If the backup strategy included incremental backups, then it is helpful to find out from the user when the file was most recently modified. This helps to determine which incremental backup contains the file. If this information cannot be obtained or is found to be incorrect, then start searching the incremental backups in reverse order (7, 6, 5, ...). For incremental file system backups, the -i flag (interactive mode) of the restore command is very useful in both locating and restoring the lost file. (Interactive mode is also useful for restoring an individual user's account from a backup of the /home file system.)

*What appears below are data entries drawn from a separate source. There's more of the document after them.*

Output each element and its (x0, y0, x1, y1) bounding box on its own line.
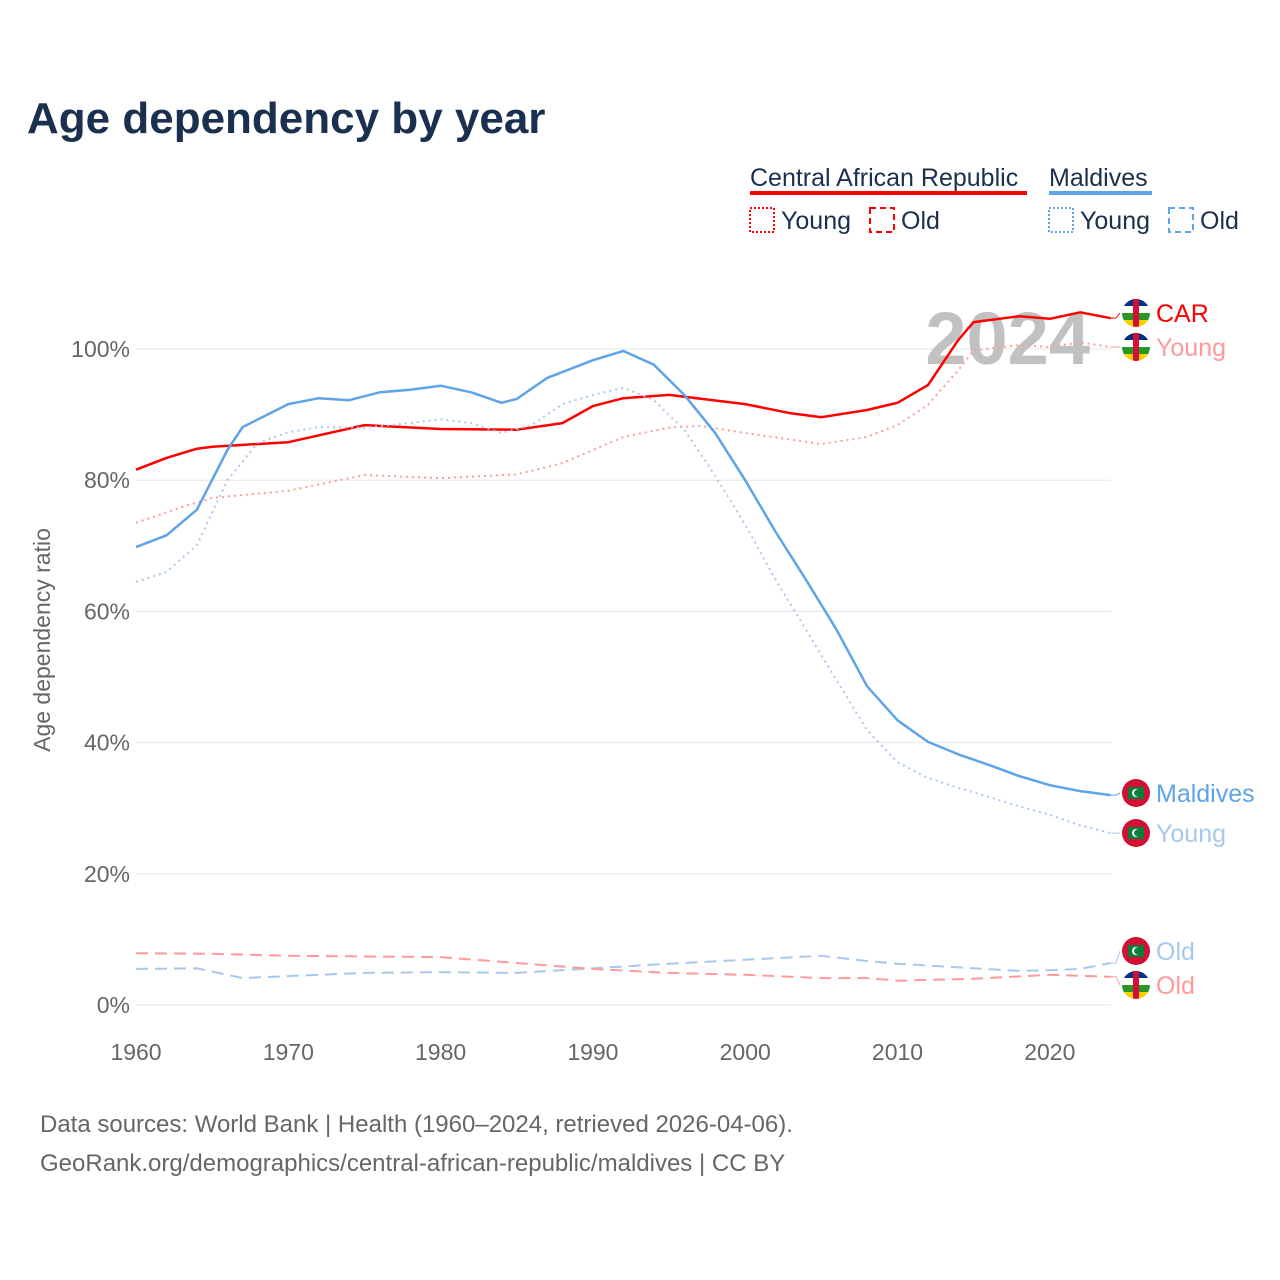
source-line-1: Data sources: World Bank | Health (1960–… (40, 1111, 793, 1138)
car-flag-icon (1122, 299, 1150, 327)
end-label: Old (1156, 938, 1195, 966)
end-label: Maldives (1156, 780, 1255, 808)
x-tick-label: 1990 (567, 1039, 618, 1065)
y-tick-label: 20% (84, 861, 130, 887)
series-line-maldives-young[interactable] (135, 386, 1111, 835)
legend-car-old[interactable]: Old (901, 207, 940, 235)
series-line-maldives-old[interactable] (135, 954, 1111, 980)
end-label-connector (1110, 950, 1121, 964)
car-flag-icon (1122, 971, 1150, 999)
end-label: Old (1156, 972, 1195, 1000)
car-flag-icon (1122, 333, 1150, 361)
end-label-connector (1110, 976, 1121, 986)
chart-title: Age dependency by year (27, 94, 545, 143)
legend-car-old-swatch (869, 207, 895, 233)
legend-maldives-line (1049, 191, 1152, 195)
legend-maldives-old[interactable]: Old (1200, 207, 1239, 235)
x-tick-label: 2000 (720, 1039, 771, 1065)
x-tick-label: 1980 (415, 1039, 466, 1065)
maldives-flag-icon (1122, 819, 1150, 847)
end-label-connector (1110, 312, 1121, 319)
x-tick-label: 1970 (263, 1039, 314, 1065)
legend: Central African Republic Young Old Maldi… (749, 164, 1239, 235)
legend-car-young[interactable]: Young (781, 207, 851, 235)
y-tick-label: 40% (84, 730, 130, 756)
x-tick-label: 2020 (1024, 1039, 1075, 1065)
source-line-2[interactable]: GeoRank.org/demographics/central-african… (40, 1150, 785, 1177)
end-label: Young (1156, 820, 1226, 848)
x-tick-label: 2010 (872, 1039, 923, 1065)
y-tick-label: 60% (84, 598, 130, 624)
legend-maldives-young[interactable]: Young (1080, 207, 1150, 235)
legend-group-car[interactable]: Central African Republic (750, 164, 1018, 192)
series-line-maldives[interactable] (135, 349, 1111, 797)
year-watermark: 2024 (925, 297, 1090, 380)
end-label: CAR (1156, 300, 1209, 328)
y-tick-label: 0% (97, 992, 130, 1018)
legend-car-line (750, 191, 1027, 195)
y-tick-label: 100% (71, 336, 130, 362)
maldives-flag-icon (1122, 937, 1150, 965)
y-tick-label: 80% (84, 467, 130, 493)
grid: 0% 20% 40% 60% 80% 100% 1960 1970 1980 1990 2000 20… (71, 336, 1111, 1065)
series-lines (135, 311, 1111, 982)
end-label: Young (1156, 334, 1226, 362)
end-labels: CAR Young Maldives Young Old Old (1110, 299, 1255, 1000)
end-label-connector (1110, 792, 1121, 796)
series-line-central-african-republic-old[interactable] (135, 952, 1111, 982)
maldives-flag-icon (1122, 779, 1150, 807)
series-line-central-african-republic-young[interactable] (135, 341, 1111, 524)
legend-maldives-old-swatch (1168, 207, 1194, 233)
y-axis-label: Age dependency ratio (29, 528, 55, 752)
x-tick-label: 1960 (110, 1039, 161, 1065)
series-line-central-african-republic[interactable] (135, 311, 1111, 471)
legend-car-young-swatch (749, 207, 775, 233)
legend-group-maldives[interactable]: Maldives (1049, 164, 1148, 192)
legend-maldives-young-swatch (1048, 207, 1074, 233)
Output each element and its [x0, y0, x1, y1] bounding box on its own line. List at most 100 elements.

The procedures in the following table describe how to implement a level 0 (full) restoration of a directory or file system.


Make sure the device is connected and available. To check availability, type:
lsdev -C | pg

Restoring from Backup Image Tasks
Task SMIT Fast Path Command or File
Restore Individual User Files smit restfile See restore command.
Restoring a User File System smit restfilesys
  1. mkfs /dev/hd1
  2. mount /dev/hd1 /filesys
  3. cd /filesys
  4. restore -r

Restoring a User Volume Group smit restvg See restvg -q command.